L'heure était avancée, minuit sonnait encore aux paroisses les plus éloignées de Versailles, Charny s'étonna d'entendre un bruit auquel il n'était pas accoutumé.
Cette serrure rebelle était celle d'une petite porte du parc, située à vingt-cinq pas environ de la maison d'Olivier, et qui jamais ne s'ouvrait, sinon dans les jours de grande chasse pour le passage des paniers de gibier.
Charny remarqua que ceux qui ouvraient cette porte ne parlaient pas; ils refermèrent les verrous et entrèrent dans l'allée qui passait sous les fenêtres de sa maison.
Les taillis, les pampres pendants dissimulaient assez volets et murailles pour qu'en passant on ne les aperçût pas.
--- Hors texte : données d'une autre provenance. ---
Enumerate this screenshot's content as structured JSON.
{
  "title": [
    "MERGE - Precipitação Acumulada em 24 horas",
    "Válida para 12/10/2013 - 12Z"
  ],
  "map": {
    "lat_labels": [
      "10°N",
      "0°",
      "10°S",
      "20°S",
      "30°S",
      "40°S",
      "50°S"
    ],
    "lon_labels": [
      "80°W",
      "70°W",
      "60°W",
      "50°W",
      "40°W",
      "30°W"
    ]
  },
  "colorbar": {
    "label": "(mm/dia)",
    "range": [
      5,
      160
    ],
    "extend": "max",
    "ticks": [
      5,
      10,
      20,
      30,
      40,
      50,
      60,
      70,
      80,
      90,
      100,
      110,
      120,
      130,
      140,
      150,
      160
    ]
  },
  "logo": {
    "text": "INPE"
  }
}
D'ailleurs, ceux qui marchaient là baissaient la tête et hâtaient le pas. Charny les distingua confusément dans l'ombre. Seulement, au bruit des jupes flottantes, il reconnut deux femmes dont les mantelets de soie frissonnaient le long des ramées.
Ces femmes, en tournant la grande allée située en face la fenêtre de Charny, furent enveloppées par le rayon plus libre de la lune, et Olivier faillit pousser un cri de surprise joyeuse en reconnaissant la tournure et la coiffure de Marie-Antoinette, comme aussi le bas de son visage éclairé, malgré le reflet sombre de la passe du chapeau. Elle tenait une belle rose à la main.
Le cœur tout palpitant, Charny se laissa glisser dans le parc du haut de sa fenêtre. Il courut sur l'herbe pour ne pas faire de bruit, se cachant derrière les plus gros arbres, et suivant du regard les deux femmes, dont la course se ralentissait à chaque minute.
Que devait-il faire? La reine avait une compagne; elle ne courait aucun danger. Oh! que n'était-elle seule, il eût bravé les tortures pour s'approcher et lui dire à genoux: «Je vous aime!» Oh! que n'était-elle menacée par quelque péril immense, il eût jeté sa vie pour sauver cette précieuse vie.
Comme il pensait à tout cela en rêvant mille folles tendresses, les deux promeneuses s'arrêtèrent soudain; l'une, la plus petite, dit quelques mots bas à sa compagne et la quitta.
La reine demeura seule; on voyait l'autre dame hâter sa marche vers un but que Charny ne devinait pas encore. La reine, battant le sable avec son petit pied, s'adossait à un arbre et s'enveloppait dans sa mante, de façon à couvrir même sa tête avec le capuchon qui, l'instant d'avant, ondoyait en larges plis soyeux sur son épaule.
Quand Charny la vit seule et ainsi rêveuse, il fit un bond comme pour aller tomber à ses genoux.
Mais il réfléchit que trente pas au moins le séparaient d'elle; qu'avant qu'il eût franchi ces trente pas, elle le verrait, et, ne le reconnaissant pas, prendrait peur; qu'elle crierait ou fuirait; que ses cris attireraient sa compagne d'abord, puis quelques gardes; qu'on fouillerait le parc; qu'on découvrirait l'indiscret au moins, la retraite peut-être, et que c'en était fait à jamais du secret, du bonheur et de l'amour.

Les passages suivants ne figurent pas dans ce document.